Нас поселили на последнем этаже, и вид из моего окна открывался более чем поразительный. Я села на широком подоконнике, любуясь, как закат окрашивает крыши розовым, а вдалеке виднеются башни дворца.
В дверь постучали.
— Простите за беспокойство, сударыня, но это доставили вам.
Работница гостиницы вручила мне букет, и поспешила обратно.
— А от кого он? — успела крикнуть, не обнаружив записки.
— Не знаю, его доставили из известного цветочного салона, и назвали только ваше имя.
— Благодарю.
Разглядывая цветы, я безуспешно ломала голову, не представляя, кто мог мне их отправить. Отец? Только он знал о моем приезде, о гостинице, где мы остановимся, но я интуитивно чувствовала, что это не букет от отца для дочери. Что-то в нем было… говорящее, заявляющее… Нежность очень тонко сплеталась со страстностью, именно таким я представляла букет любимой женщине. Неужели Матвей? Если он приближен к моему отцу, то вполне мог узнать о моем приезде в столицу.
Сердце выбило несколько радостных трелей, после чего стало стыдно, мучительно больно и неловко. Мы разорвали наши отношения, мне казалось, все бесповоротно ушло, но Матвей снова ворвался в мои мысли, заставив прочувствовать тоску и горечь. Мы опять пошли по кругу, и я едва сдержала слезы. Ну уж нет, довольно с меня!

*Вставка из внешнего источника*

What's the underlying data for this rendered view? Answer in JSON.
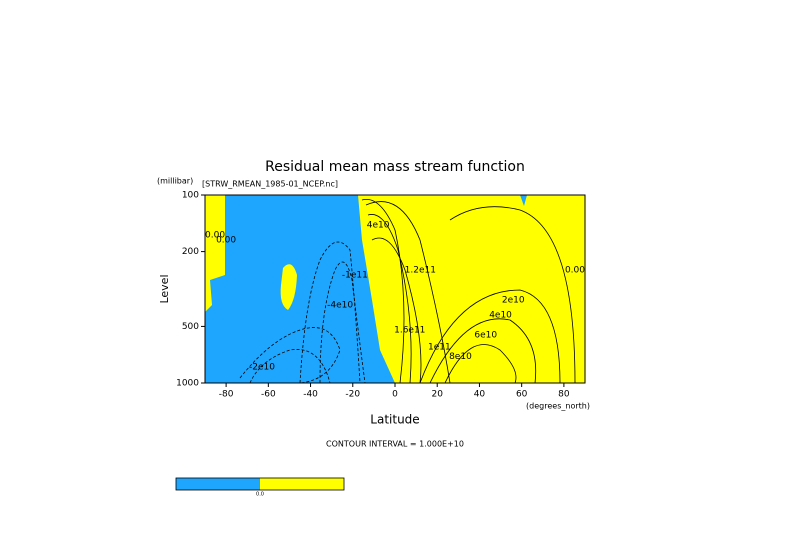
{
  "chart_data": {
    "type": "contour",
    "title": "Residual mean mass stream function",
    "subtitle": "[STRW_RMEAN_1985-01_NCEP.nc]",
    "y_unit": "(millibar)",
    "y_label": "Level",
    "x_label": "Latitude",
    "x_unit": "(degrees_north)",
    "xlim": [
      -90,
      90
    ],
    "xticks": [
      -80,
      -60,
      -40,
      -20,
      0,
      20,
      40,
      60,
      80
    ],
    "ylim": [
      1000,
      100
    ],
    "yticks": [
      100,
      200,
      500,
      1000
    ],
    "ylog": true,
    "negative_color": "#1ea6ff",
    "positive_color": "#ffff00",
    "contour_labels": [
      {
        "text": "0.00",
        "lat": -90,
        "level": 163
      },
      {
        "text": "0.00",
        "lat": -80,
        "level": 174
      },
      {
        "text": "0.00",
        "lat": 90,
        "level": 250
      },
      {
        "text": "-2e10",
        "lat": -63,
        "level": 820
      },
      {
        "text": "-4e10",
        "lat": -26,
        "level": 384
      },
      {
        "text": "-1e11",
        "lat": -19,
        "level": 266
      },
      {
        "text": "4e10",
        "lat": -8,
        "level": 144
      },
      {
        "text": "1.2e11",
        "lat": 12,
        "level": 250
      },
      {
        "text": "1.6e11",
        "lat": 7,
        "level": 522
      },
      {
        "text": "1e11",
        "lat": 21,
        "level": 643
      },
      {
        "text": "8e10",
        "lat": 31,
        "level": 725
      },
      {
        "text": "6e10",
        "lat": 43,
        "level": 555
      },
      {
        "text": "4e10",
        "lat": 50,
        "level": 435
      },
      {
        "text": "2e10",
        "lat": 56,
        "level": 362
      }
    ],
    "footer": "CONTOUR INTERVAL = 1.000E+10",
    "colorbar_label": "0.0"
  }
}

Первым порывом было выбросить цветы из окна, но рука зависла над букетом, и я не смогла так с ним поступить. «Просто выскажу ему, что думаю, и пусть знает, что я не растаю от его цветочков!» — приняла решение, и весь оставшийся вечер старательно избегала взглядом букет.
Следующий день стал очередным триумфом для Матильды, когда она прибыла на встречу в Комитет по образованию, и там ей устроили царский прием. Ей одной из первых вручили награду — памятную статуэтку, подарили роскошный букет, она выступила с речью, сорвала овации, и заняла свое место, так же аплодируя другим заслужившим награды. Позже ей назначили встречу для уточнения деталей, подписания контракта, и Круторогов лично пообещал взять дело под свой контроль. Вся моя злость улетучилась при виде счастья Матильды, и я искренне улыбнулась отцу, отчего он едва не забыл о конспирации.
— Госпожа Стрелицкая, а позвольте задать вам один вопрос!
— Разумеется, господин Круторогов, — опекунша зарумянилась.
— Есть ли у вас с вашей подопечной планы на вечер?
— Мы не думали… — растерялась и еще пуще раскраснелась Матильда.
— Я не хочу показаться вам невежливым, однако моя хорошая знакомая осталась без своих привычных спутников, и ей не с кем пойти на балет. А ведь это наделавшая шума «Аурелия»!
Я едва не поперхнулась. «Аурелия», популярнейший балет, о котором я столько слышала, и который даже не мечтала увидеть своими глазами! О нем говорили, что во время гастролей льевольская публика едва штурмом не взяла театр, требуя увеличить количество выступлений. Сам крол отметил высокий уровень мастерства хореографа, и выразил восхищение работой композитора, наградив их во время праздника в своем дворце.
Матильде не нужно было смотреть на меня, чтобы понимать, как сильно я желаю попасть в театр, но ей явно было неловко согласиться.
— Господин Круторогов, я и даже не знаю, что ответить. Это настолько лестное приглашение, что мне крайне неловко.
— Вы бы сделали доброе дело. Я сегодня занят, и не смогу составить компанию моей доброй знакомой, а вам она была бы рада. Да и вам было бы полезно развеяться. Все-таки вы прибыли в столицу, да еще и в зимний сезон, так что это просто преступление, уехать, не посетив главные туристические места!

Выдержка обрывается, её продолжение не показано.